Yes, we all know that it is no longer 1985 and Fee for Service is not what it used to be.
But what's wrong with 200-400k? That doesn't sound so horrible, and pretty much in the range of what most psychiatrists earn. Also, it's much more enjoyable than opthomology.
TqYM425.jpg


Also, I am very skeptical when you suddenly assert that the Affordable Care Act will "force everyone into employment" and cause private practice to cease to exist.
7dKpZXU.jpg

This has been an ongoing trend with the increased restrictions, but the ACA has accelerated things further. EMR is expensive, bundled services, integrated care forces physicians to conglomerate under a big corporate umbrella. And 200-400k is just fine. I think this will encourage people to do what they love more than chase the outrageous money that used to be available.

http://news.heartland.org/newspaper-article/obamacare-expected-increase-loss-doctor-owned-practices

http://www.nytimes.com/2010/03/26/health/policy/26docs.html?pagewanted=all&_r=0

http://money.cnn.com/2013/07/16/smallbusiness/doctors-selling-practices/index.html

http://articles.washingtonpost.com/...6_1_medicare-cuts-physician-practices-doctors

And I'm mostly replying to the people certain that everyone else makes so much money outside of psychiatry. The people that made the huge bucks OWNED their own practice, billed for their procedures, diagnostic tests, etc. Here's an interesting quote from the washpost piece. This happened to cardiologists, radiologists, then oncologists, then radoncs, and GI is up on the chopping block next...

In large part it is due to how Medicare pays doctors. Three years ago, a cardiologist colleague educated me over a coffee at Starbucks about Medicare payments for office procedures. He said, “Medicare has cut reimbursements to us by 10 to 40 percent.
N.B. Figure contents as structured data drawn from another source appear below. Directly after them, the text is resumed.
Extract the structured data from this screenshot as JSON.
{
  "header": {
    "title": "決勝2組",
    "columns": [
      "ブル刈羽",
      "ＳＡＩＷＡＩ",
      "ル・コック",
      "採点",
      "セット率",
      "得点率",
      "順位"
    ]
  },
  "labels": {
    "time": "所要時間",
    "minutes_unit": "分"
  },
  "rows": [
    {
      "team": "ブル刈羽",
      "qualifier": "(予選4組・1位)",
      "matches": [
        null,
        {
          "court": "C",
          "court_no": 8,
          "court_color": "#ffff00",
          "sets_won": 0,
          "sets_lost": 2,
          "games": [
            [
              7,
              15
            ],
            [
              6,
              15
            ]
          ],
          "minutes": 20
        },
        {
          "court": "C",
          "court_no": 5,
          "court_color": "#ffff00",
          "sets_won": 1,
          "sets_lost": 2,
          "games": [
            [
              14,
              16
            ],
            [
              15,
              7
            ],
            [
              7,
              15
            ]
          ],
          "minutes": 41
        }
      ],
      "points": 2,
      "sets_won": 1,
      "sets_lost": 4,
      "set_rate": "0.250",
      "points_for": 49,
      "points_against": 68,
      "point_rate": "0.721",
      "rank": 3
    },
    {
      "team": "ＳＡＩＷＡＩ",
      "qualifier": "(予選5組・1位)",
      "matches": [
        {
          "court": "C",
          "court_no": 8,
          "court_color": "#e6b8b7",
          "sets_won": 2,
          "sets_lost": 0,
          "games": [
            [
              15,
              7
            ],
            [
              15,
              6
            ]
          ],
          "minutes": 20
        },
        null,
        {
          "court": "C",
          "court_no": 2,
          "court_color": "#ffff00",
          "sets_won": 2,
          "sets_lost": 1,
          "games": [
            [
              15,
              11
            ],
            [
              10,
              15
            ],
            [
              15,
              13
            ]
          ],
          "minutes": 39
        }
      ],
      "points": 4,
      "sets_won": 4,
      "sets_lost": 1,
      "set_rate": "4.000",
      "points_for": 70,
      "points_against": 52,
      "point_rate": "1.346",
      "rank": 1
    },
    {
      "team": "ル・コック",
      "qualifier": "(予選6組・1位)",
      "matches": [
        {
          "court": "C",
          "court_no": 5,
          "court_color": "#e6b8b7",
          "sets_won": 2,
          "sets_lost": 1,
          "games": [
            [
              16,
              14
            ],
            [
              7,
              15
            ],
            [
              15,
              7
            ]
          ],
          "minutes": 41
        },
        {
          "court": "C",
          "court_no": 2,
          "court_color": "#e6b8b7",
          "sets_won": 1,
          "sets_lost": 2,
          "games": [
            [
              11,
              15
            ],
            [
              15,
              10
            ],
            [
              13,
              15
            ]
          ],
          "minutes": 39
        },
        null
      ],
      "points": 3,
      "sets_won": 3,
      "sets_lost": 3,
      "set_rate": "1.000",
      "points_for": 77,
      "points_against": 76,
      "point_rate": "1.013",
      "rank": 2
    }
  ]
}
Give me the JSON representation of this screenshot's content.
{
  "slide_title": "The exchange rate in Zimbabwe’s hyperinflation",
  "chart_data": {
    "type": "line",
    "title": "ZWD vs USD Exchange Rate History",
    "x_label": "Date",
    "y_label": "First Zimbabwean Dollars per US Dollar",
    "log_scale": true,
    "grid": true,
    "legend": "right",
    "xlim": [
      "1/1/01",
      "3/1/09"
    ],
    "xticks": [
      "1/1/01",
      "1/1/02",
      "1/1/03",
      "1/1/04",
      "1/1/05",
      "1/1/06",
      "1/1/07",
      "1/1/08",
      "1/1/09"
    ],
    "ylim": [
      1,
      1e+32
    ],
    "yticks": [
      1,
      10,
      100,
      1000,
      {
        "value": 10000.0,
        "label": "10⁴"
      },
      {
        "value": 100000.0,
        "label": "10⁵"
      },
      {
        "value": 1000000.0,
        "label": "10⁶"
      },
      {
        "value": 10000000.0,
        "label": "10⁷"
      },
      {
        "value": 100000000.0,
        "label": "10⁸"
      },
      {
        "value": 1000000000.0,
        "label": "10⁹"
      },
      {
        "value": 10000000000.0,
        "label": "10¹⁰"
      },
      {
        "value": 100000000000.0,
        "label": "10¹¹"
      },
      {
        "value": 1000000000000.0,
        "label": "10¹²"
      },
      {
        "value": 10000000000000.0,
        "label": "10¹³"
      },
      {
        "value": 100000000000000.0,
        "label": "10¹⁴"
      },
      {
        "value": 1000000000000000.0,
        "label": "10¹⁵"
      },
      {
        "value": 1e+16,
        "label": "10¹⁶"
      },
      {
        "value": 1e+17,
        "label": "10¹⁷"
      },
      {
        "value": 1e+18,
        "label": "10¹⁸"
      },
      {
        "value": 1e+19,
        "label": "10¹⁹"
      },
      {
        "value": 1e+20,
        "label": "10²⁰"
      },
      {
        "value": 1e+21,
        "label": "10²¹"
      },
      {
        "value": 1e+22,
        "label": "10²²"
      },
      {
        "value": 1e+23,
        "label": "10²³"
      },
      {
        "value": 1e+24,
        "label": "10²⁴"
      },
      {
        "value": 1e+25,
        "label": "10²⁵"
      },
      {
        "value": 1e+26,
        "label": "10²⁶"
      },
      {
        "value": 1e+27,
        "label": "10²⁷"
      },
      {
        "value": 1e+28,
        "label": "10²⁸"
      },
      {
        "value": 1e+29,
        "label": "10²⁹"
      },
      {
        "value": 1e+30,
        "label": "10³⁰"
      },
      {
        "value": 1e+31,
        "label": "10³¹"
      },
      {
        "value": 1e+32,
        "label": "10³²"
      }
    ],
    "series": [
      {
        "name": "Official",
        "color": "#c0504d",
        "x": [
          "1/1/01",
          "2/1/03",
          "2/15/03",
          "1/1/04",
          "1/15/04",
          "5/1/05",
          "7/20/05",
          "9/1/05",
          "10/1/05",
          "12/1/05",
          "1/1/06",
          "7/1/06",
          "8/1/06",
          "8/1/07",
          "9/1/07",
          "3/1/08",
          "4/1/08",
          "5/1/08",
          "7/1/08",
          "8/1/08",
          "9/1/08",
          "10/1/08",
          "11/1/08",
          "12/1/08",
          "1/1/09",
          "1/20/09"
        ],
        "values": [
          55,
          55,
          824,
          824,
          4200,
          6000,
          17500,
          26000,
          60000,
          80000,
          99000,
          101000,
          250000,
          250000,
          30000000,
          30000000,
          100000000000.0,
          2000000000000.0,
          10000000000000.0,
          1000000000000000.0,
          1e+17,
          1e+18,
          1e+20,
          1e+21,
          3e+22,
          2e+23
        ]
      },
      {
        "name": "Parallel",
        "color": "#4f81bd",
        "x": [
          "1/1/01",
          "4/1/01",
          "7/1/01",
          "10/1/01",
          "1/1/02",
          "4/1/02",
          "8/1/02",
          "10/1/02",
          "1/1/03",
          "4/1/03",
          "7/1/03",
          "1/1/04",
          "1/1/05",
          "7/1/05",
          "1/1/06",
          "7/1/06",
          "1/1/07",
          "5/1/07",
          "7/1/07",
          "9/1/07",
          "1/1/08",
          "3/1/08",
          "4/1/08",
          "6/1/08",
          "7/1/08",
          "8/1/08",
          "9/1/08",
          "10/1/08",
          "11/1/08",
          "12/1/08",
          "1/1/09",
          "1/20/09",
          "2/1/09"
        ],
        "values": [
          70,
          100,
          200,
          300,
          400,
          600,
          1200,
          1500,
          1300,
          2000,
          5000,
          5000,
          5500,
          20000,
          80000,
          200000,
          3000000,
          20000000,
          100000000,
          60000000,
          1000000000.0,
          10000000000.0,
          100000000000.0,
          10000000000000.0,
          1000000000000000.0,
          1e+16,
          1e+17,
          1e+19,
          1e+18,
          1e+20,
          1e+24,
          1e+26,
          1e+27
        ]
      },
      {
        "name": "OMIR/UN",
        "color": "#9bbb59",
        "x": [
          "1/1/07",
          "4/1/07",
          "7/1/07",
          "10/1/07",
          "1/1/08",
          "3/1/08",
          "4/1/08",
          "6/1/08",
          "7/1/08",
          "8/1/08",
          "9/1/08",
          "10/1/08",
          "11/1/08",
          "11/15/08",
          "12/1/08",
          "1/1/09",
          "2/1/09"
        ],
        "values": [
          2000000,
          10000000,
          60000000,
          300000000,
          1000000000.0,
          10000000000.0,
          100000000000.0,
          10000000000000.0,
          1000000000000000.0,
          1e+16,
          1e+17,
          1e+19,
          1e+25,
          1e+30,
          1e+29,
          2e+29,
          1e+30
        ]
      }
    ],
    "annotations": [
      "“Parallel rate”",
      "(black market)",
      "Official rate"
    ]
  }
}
But they have not cut payments to hospitals.” With resentment, he pointed out that Medicare would pay $180 for an echocardiogram in his office but $450 at the hospital down the street.

Hearing the complaint, I was not entirely sympathetic. Medicare was focusing on individual doctors because many doctor-owned practices also included a testing facility, and studies had shown that in such cases the doctors often overprescribed Medicare-reimbursable tests for their patients. “That’s likely why Medicare cut payment to doctors’ offices,” I told him.

Medicare cuts have had a big impact on cardiologists and oncologists in particular. Rumors were that my colleague’s cardiology practice, which had invested heavily in diagnostic equipment, was going bankrupt. The practice was unable to sustain the overhead of a new building and the high physician salaries once Medicare starting cutting back reimbursements.


That’s when the hospital stepped in. The hospital was willing to buy the practice, clear the debt and promise the doctors handsome salaries, similar to what they had made in a good year, for the first few years, with uncertainty after that. Once the practice was owned by the hospital, it would receive the higher Medicare payments for echocardiograms and other procedures.
 
I heard the EMR users will get a bonus or at least not receive a cut. Is this true? And if so by how much of a percent? I'm already using a bootleg version (self made template) at my office and all the hospitals I do inpatient and C&L at. Many older MDs seem to hate this push. Are they right to feel this way?